The episodes often wind up in some little sermon with Ward called upon to offer a moral to the story. Surprisingly, in looking back, it is often the parent getting the lesson. When The Beav lies at school about not having a pet for Pet Day, Ward reprimands the boy but still goes out and buys a turtle for Beaver to take to school. When the Beav asks why his dad went against his own principles and covered for the kid, Ward explains there are just some things a father has to do for his son. You know the lesson is coming yet you feel it anyway, quite a feat at the time and especially 50 years later.
That kind of care in the quieter moments had an influence on Carl Rener, creator of The Dick Van Dyke Show, who often singles out Leave it to Beaver as one of his favourite TV shows. I think you can also see echos of the series in everything from The Andy Griffith Show to Corner Gas.
A big bonus with this set is the pristine quality of the transfers. I spoke with Shout! general manager Garson Foos (above right with Dow and Mathers) this week for a Canadian Press article (read that whole story here), and he expressed gratitude that rights holder NBC Universal kept the original film source material in such great condition in their vaults. All 234 episodes (39 a season back then!) were fully restored and digitally transferred for the boxed set release and the images are bright, crisp and complete and truly in glorious black and while.
Hunting down clean source materials for DVD collections is not always such an easy task. As a 16mm film collector, I once bought an episode of I Love Lucy at auction off eBay and immediately received an email from someone who missed out on the bidding and wanted to know if I would sell it to him. The message was from Gregg Oppenheimer, son of I Love Lucy creator Jess Oppenheimer, who was hunting down the “lost” original animated titles and cast cigarette ads that are such a welcome curiosity on I Love Lucy DVD releases.
I let Oppenheimer know I had picked up a run-of-the-mill syndicated print with the familiar heart-shaped opening titles. That didn’t stop him from sending me an autographed copy of his book, “Laughs, Luck…and Lucy.”
TV shows occasionally had a whole other set of network titles (sometimes featuring sponsor products like the Lucy Phillip Morris cigarette tie-ins) and the shows were longer when first broadcast back in the ‘50s and ‘60s. Networks used to ship 16mm prints to their 200 or so affiliates, and these prints later had two to three minutes spliced out of them in order to accommodate more commercial time in the modern era. A half hour series like I Love Lucy, Leave it to Beaver or The Dick Van Dyke Show ran closer to 24 or 25 minutes in the ‘50s and ‘60s instead of the 22 minutes shows like The Simpsons or The Big Bang Theory get to tell a story today. The Shout! Boxed Beaver set restores each episode to its full, 25-minute glory.

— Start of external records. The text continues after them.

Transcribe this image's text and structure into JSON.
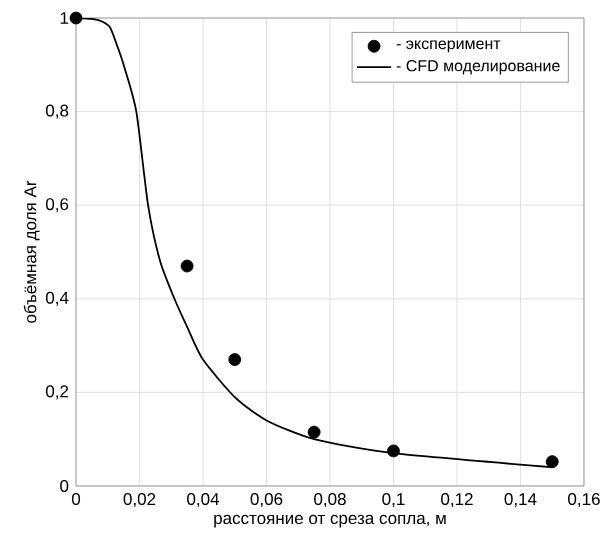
{
  "chart_data": {
    "type": "line",
    "xlabel": "расстояние от среза сопла, м",
    "ylabel": "объёмная доля Ar",
    "xlim": [
      0,
      0.16
    ],
    "ylim": [
      0,
      1
    ],
    "xticks": [
      0,
      {
        "value": 0.02,
        "label": "0,02"
      },
      {
        "value": 0.04,
        "label": "0,04"
      },
      {
        "value": 0.06,
        "label": "0,06"
      },
      {
        "value": 0.08,
        "label": "0,08"
      },
      {
        "value": 0.1,
        "label": "0,1"
      },
      {
        "value": 0.12,
        "label": "0,12"
      },
      {
        "value": 0.14,
        "label": "0,14"
      },
      {
        "value": 0.16,
        "label": "0,16"
      }
    ],
    "yticks": [
      0,
      {
        "value": 0.2,
        "label": "0,2"
      },
      {
        "value": 0.4,
        "label": "0,4"
      },
      {
        "value": 0.6,
        "label": "0,6"
      },
      {
        "value": 0.8,
        "label": "0,8"
      },
      1
    ],
    "grid": true,
    "legend": "top right",
    "marker": "circle",
    "series": [
      {
        "name": "- эксперимент",
        "type": "scatter",
        "color": "#000000",
        "x": [
          0,
          0.035,
          0.05,
          0.075,
          0.1,
          0.15
        ],
        "values": [
          1,
          0.47,
          0.27,
          0.115,
          0.075,
          0.052
        ]
      },
      {
        "name": "- CFD моделирование",
        "marker": "none",
        "line_style": "solid",
        "color": "#000000",
        "x": [
          0,
          0.005,
          0.008,
          0.0107,
          0.013,
          0.015,
          0.019,
          0.0227,
          0.0265,
          0.031,
          0.035,
          0.04,
          0.05,
          0.06,
          0.075,
          0.1,
          0.15
        ],
        "values": [
          1,
          0.998,
          0.993,
          0.98,
          0.94,
          0.9,
          0.8,
          0.6,
          0.48,
          0.4,
          0.34,
          0.27,
          0.19,
          0.14,
          0.1,
          0.07,
          0.04
        ]
      }
    ]
  }
}
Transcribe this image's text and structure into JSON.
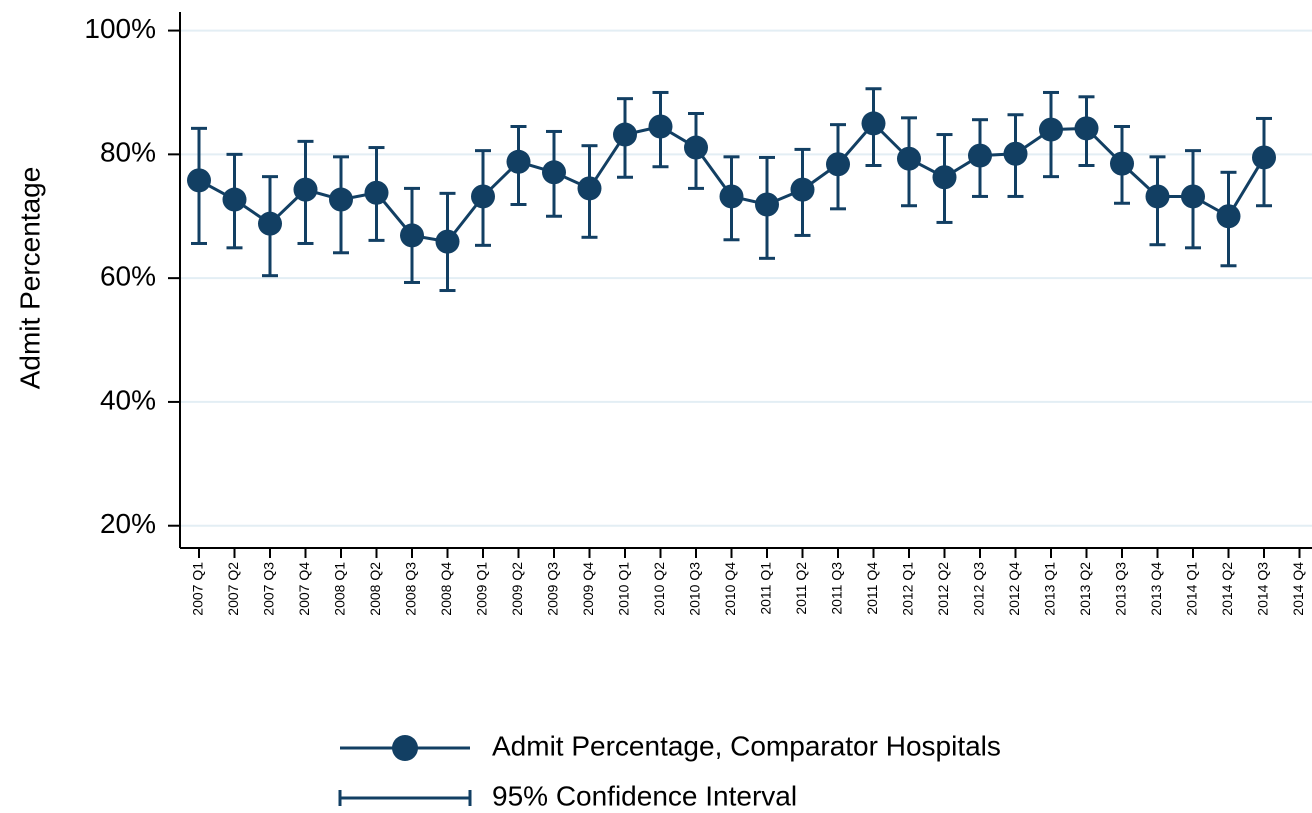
{
  "chart_data": {
    "type": "line",
    "ylabel": "Admit Percentage",
    "categories": [
      "2007 Q1",
      "2007 Q2",
      "2007 Q3",
      "2007 Q4",
      "2008 Q1",
      "2008 Q2",
      "2008 Q3",
      "2008 Q4",
      "2009 Q1",
      "2009 Q2",
      "2009 Q3",
      "2009 Q4",
      "2010 Q1",
      "2010 Q2",
      "2010 Q3",
      "2010 Q4",
      "2011 Q1",
      "2011 Q2",
      "2011 Q3",
      "2011 Q4",
      "2012 Q1",
      "2012 Q2",
      "2012 Q3",
      "2012 Q4",
      "2013 Q1",
      "2013 Q2",
      "2013 Q3",
      "2013 Q4",
      "2014 Q1",
      "2014 Q2",
      "2014 Q3",
      "2014 Q4"
    ],
    "series": [
      {
        "name": "Admit Percentage, Comparator Hospitals",
        "color": "#123f63",
        "values": [
          75.8,
          72.7,
          68.8,
          74.3,
          72.7,
          73.8,
          66.9,
          65.9,
          73.2,
          78.8,
          77.1,
          74.5,
          83.2,
          84.5,
          81.1,
          73.2,
          71.9,
          74.3,
          78.4,
          85.0,
          79.3,
          76.3,
          79.8,
          80.1,
          84.0,
          84.2,
          78.5,
          73.2,
          73.2,
          70.0,
          79.5,
          null
        ],
        "ci_name": "95% Confidence Interval",
        "ci_lower": [
          65.6,
          64.9,
          60.4,
          65.6,
          64.1,
          66.1,
          59.3,
          58.0,
          65.3,
          71.9,
          70.0,
          66.6,
          76.3,
          78.0,
          74.5,
          66.2,
          63.2,
          66.9,
          71.2,
          78.2,
          71.7,
          69.0,
          73.2,
          73.2,
          76.4,
          78.2,
          72.1,
          65.4,
          64.9,
          62.0,
          71.7,
          null
        ],
        "ci_upper": [
          84.2,
          80.0,
          76.4,
          82.1,
          79.6,
          81.1,
          74.5,
          73.7,
          80.6,
          84.5,
          83.7,
          81.4,
          89.0,
          90.0,
          86.6,
          79.6,
          79.5,
          80.8,
          84.8,
          90.6,
          85.9,
          83.2,
          85.6,
          86.4,
          90.0,
          89.3,
          84.5,
          79.6,
          80.6,
          77.1,
          85.8,
          null
        ]
      }
    ],
    "ylim": [
      16.4,
      103
    ],
    "yticks": [
      {
        "value": 20,
        "label": "20%"
      },
      {
        "value": 40,
        "label": "40%"
      },
      {
        "value": 60,
        "label": "60%"
      },
      {
        "value": 80,
        "label": "80%"
      },
      {
        "value": 100,
        "label": "100%"
      }
    ],
    "grid": true,
    "grid_color": "#e3eef4"
  }
}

The actors were showing their age more than the series earlier this week in Los Angeles. Shout! hosted a Leave it to Beaver tribute at The Paley Center. Jerry Mathers, now 62, is still the Beaver but looks his age in the above photo taken Monday at the event. Mathers, who has coped with diabetes since being diagnosed in 1996, is a tireless spokesman in the fight against the disease.
Tony Dow, on the other hand, at 65, looks as cleaned up and pristine as the prints from the new DVD release. You know that has to bug Eddie Haskell.